Introduction: The incidence of human papillomavirus 16 (HPV16)-associated head and neck squamous-cell carcinoma (HNC) is steadily rising. Intranasal neoadjuvant vaccines against HNC are a novel and potentially highly effective approach in cancer immunotherapy to directly induce broad humoral and cellular mucosal immunity.

Method: We utilized our previously reported Qβ-HPVag consisting of virus-like particles loaded with CPG and chemically coupled to four elongated HPV16-derived E6/E7 MHCI peptides for intranasal administration in an orthotopic murine model. Our study encompasses a range of in vivo and in vitro experiments, as well as tissue imaging mass cytometry (ongoing), to evaluate the immune cell populations within the tumor microenvironment.

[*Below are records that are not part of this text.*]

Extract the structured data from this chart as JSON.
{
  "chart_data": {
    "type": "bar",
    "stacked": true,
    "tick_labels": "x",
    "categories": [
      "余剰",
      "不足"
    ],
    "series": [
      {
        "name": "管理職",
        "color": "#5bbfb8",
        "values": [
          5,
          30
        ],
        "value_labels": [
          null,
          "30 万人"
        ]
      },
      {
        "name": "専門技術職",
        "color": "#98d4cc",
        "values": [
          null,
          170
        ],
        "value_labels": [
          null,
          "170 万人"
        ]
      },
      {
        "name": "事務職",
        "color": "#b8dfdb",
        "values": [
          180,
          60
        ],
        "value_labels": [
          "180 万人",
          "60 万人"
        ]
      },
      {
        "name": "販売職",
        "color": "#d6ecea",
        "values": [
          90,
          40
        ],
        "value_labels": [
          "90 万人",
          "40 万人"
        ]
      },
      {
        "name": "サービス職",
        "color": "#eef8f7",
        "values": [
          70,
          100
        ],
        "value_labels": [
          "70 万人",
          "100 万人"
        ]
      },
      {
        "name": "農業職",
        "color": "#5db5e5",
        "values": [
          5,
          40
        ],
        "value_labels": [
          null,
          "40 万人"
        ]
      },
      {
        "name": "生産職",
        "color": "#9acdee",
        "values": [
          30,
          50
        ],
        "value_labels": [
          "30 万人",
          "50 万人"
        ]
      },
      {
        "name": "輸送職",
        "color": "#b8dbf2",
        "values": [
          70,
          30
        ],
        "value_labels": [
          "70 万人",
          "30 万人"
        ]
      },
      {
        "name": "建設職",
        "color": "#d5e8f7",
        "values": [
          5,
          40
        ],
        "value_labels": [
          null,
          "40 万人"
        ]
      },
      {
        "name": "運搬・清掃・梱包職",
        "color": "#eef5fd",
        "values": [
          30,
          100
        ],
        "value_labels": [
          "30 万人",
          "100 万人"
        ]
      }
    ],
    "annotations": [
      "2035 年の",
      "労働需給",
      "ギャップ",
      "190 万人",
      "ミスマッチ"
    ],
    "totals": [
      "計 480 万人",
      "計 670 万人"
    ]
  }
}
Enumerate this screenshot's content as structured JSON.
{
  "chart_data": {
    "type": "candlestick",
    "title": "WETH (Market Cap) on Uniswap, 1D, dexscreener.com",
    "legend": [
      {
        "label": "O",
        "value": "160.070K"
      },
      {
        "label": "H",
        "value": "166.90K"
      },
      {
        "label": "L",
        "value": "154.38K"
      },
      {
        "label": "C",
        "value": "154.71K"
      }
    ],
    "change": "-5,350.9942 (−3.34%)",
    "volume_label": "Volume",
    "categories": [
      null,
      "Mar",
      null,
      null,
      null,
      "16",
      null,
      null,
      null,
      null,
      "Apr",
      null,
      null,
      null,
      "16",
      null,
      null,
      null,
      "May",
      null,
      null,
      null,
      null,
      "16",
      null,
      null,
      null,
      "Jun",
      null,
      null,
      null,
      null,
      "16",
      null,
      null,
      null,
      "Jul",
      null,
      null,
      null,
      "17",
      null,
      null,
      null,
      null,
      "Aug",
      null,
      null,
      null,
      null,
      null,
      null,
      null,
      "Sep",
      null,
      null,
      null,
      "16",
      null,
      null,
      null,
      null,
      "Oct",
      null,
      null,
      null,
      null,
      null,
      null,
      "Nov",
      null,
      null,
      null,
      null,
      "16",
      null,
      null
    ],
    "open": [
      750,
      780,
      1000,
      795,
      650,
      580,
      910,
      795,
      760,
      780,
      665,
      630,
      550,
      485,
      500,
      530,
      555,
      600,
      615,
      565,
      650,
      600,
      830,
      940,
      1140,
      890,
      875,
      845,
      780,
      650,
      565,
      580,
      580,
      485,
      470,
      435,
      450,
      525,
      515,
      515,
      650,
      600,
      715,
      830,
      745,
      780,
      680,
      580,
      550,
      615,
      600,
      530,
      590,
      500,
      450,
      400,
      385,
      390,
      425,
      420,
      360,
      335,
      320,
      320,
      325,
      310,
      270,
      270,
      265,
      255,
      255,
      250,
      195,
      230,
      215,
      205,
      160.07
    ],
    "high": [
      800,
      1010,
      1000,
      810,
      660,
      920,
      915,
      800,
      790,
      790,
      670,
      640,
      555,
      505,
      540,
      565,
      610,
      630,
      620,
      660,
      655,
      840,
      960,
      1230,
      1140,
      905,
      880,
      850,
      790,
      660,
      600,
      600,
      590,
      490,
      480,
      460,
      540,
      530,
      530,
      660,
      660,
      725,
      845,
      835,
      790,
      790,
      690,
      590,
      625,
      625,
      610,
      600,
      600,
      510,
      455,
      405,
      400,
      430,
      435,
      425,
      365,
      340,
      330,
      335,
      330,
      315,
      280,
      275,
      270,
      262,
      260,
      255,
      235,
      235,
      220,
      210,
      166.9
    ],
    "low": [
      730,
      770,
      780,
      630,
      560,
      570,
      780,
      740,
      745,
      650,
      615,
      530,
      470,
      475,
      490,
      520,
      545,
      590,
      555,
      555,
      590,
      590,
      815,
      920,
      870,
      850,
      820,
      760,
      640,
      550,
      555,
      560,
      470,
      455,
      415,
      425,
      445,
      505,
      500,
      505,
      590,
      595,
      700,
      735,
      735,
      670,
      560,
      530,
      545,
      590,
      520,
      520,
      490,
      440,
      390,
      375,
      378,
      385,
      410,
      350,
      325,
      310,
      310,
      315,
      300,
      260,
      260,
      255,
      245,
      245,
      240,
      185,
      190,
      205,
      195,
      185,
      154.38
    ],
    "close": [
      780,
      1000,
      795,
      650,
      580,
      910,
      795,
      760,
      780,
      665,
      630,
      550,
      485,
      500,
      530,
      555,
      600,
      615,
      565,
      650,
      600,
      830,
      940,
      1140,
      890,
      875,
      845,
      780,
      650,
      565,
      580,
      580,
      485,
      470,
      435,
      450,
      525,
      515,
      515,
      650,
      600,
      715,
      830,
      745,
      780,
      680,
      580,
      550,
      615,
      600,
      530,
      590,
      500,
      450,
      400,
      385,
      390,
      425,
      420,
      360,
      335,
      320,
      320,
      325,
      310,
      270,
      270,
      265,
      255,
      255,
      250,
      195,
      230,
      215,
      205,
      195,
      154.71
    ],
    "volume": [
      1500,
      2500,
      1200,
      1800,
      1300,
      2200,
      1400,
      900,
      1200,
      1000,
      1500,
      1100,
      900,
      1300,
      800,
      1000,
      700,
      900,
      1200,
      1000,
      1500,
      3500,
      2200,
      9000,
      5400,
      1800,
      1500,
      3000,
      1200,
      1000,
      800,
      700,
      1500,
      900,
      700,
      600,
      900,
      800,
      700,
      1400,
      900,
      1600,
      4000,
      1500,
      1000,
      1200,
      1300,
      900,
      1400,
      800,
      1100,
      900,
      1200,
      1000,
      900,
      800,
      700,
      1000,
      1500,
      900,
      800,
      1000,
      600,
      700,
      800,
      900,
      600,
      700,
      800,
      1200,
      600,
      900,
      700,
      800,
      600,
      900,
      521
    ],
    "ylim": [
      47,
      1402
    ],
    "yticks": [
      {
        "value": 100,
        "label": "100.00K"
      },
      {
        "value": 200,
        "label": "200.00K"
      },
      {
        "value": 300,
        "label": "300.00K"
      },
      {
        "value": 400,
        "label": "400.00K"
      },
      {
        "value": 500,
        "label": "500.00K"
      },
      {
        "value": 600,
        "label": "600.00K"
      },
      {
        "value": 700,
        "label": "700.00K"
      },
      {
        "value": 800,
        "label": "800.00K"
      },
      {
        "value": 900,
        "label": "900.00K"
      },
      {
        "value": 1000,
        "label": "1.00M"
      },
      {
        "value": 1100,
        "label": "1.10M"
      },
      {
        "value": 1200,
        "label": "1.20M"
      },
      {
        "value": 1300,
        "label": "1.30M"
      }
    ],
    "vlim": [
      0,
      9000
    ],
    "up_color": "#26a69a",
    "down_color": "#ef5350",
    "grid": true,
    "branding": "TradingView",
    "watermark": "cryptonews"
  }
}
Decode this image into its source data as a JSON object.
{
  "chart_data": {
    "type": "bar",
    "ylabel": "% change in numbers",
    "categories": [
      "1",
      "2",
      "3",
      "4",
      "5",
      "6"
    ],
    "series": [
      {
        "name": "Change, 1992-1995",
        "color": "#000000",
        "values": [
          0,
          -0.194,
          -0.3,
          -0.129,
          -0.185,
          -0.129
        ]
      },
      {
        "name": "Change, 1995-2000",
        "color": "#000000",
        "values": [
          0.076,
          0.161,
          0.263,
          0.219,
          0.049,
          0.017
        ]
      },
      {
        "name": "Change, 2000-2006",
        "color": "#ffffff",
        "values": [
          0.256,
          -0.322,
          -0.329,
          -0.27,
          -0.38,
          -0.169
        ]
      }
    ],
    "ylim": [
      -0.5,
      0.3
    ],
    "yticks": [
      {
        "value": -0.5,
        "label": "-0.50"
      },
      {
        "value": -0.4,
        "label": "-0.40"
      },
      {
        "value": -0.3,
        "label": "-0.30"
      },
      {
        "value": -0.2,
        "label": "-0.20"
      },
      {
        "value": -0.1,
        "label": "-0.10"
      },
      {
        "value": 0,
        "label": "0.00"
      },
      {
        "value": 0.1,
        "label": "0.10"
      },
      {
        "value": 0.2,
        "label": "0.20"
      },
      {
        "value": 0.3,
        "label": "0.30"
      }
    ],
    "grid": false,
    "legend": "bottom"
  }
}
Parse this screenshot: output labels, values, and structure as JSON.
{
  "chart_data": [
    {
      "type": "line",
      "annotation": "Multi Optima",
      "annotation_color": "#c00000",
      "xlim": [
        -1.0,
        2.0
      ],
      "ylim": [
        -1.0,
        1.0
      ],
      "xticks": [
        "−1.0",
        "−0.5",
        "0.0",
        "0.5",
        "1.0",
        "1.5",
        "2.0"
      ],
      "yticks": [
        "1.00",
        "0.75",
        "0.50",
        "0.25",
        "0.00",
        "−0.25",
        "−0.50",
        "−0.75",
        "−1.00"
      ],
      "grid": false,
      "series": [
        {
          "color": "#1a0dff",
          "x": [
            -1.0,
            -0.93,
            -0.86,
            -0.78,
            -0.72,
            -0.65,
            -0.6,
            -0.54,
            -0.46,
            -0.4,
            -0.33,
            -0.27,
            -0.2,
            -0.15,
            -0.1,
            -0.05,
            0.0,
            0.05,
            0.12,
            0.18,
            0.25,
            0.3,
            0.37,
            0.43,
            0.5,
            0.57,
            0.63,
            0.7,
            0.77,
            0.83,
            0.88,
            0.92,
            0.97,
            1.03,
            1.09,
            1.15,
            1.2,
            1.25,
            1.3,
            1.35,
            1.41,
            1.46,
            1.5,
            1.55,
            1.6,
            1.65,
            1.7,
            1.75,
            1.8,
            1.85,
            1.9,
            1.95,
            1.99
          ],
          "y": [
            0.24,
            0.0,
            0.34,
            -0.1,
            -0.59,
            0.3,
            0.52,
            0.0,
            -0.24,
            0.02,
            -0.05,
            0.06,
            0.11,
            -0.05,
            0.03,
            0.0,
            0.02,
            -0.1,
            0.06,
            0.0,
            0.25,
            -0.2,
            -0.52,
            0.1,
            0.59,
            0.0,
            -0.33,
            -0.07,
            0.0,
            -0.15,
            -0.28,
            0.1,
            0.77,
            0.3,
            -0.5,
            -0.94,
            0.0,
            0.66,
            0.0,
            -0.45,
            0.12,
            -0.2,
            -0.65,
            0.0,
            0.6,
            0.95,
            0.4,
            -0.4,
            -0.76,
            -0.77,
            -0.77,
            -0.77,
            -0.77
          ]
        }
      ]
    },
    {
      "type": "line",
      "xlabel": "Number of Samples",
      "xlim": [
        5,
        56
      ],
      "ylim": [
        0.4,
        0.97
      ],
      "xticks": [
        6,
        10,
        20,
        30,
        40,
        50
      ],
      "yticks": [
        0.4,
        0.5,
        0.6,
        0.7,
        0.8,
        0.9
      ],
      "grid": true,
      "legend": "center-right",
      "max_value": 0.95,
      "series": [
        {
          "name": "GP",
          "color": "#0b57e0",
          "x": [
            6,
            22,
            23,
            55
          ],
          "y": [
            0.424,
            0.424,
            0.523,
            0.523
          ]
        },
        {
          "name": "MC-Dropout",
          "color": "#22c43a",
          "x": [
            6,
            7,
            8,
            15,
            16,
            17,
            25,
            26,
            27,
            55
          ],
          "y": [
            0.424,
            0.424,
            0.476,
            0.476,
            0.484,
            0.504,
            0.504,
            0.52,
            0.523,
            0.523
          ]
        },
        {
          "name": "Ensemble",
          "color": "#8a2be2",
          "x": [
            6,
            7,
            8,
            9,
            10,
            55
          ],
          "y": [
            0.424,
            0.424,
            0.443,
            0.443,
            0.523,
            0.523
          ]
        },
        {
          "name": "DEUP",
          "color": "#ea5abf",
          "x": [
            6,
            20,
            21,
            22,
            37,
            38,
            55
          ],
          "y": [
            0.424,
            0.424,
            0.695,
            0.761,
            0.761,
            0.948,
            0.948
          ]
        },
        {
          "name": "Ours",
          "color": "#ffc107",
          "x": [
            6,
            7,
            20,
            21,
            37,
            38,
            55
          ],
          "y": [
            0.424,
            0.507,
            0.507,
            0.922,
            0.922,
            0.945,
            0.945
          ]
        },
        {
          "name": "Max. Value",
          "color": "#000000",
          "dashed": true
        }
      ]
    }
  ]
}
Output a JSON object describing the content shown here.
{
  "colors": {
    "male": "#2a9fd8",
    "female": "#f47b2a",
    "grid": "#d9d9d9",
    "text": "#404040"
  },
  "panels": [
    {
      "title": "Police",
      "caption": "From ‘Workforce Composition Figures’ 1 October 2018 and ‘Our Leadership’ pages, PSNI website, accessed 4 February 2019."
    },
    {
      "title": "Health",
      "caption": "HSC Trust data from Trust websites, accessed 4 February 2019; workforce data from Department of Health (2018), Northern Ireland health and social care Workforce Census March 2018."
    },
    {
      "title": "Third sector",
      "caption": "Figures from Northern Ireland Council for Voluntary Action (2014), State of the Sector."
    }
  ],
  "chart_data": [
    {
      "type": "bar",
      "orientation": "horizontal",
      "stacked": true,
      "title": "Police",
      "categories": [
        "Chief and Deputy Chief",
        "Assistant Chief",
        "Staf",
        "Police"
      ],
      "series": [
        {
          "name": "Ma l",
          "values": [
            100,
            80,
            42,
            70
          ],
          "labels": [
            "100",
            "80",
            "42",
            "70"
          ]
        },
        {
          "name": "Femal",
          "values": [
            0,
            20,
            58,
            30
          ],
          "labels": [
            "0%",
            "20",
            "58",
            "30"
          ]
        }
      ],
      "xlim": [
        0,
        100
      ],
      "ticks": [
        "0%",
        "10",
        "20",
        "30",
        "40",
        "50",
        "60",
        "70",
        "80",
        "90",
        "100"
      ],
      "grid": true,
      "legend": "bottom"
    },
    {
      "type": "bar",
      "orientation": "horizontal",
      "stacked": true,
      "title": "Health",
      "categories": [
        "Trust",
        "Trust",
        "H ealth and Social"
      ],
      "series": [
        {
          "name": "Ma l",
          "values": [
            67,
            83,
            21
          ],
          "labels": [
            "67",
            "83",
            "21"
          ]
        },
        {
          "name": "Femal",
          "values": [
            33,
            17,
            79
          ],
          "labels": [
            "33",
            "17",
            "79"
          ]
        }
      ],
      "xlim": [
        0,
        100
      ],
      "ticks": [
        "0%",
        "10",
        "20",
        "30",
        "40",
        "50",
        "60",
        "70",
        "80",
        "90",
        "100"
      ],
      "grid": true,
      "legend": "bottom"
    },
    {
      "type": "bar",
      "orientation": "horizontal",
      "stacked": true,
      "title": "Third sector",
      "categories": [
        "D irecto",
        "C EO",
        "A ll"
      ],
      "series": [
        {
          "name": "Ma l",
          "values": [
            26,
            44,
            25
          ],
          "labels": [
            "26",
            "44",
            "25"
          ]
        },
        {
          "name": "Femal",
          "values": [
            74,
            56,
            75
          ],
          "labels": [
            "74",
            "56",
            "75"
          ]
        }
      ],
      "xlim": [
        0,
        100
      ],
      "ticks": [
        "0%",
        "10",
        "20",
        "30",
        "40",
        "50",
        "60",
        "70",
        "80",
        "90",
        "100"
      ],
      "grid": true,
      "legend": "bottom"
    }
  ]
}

Results: Our preliminary results indicated that intranasal administration of Qβ-HPVag impeded orthotopic tumor growth and enhanced the infiltration of tumor-infiltrating lymphocytes in the tumor. Assessment of vaccinated mouse lungs showed an increased CD8 T cell population, suggesting a protective potential of the intranasal vaccine. Moreover, our findings demonstrated improved tumor-free survival in the treated group after primary tumor dissection, indicating the efficacy of the neoadjuvant approach.

Conclusion: Our preliminary findings demonstrate the effectiveness of intranasal vaccination using Qβ-HPVag in an orthotopic murine model of aggressive head and neck cancer. These promising outcomes pave the way for novel clinical development strategies in HNC immunotherapy, suggesting a potential transformative impact on treatment paradigms.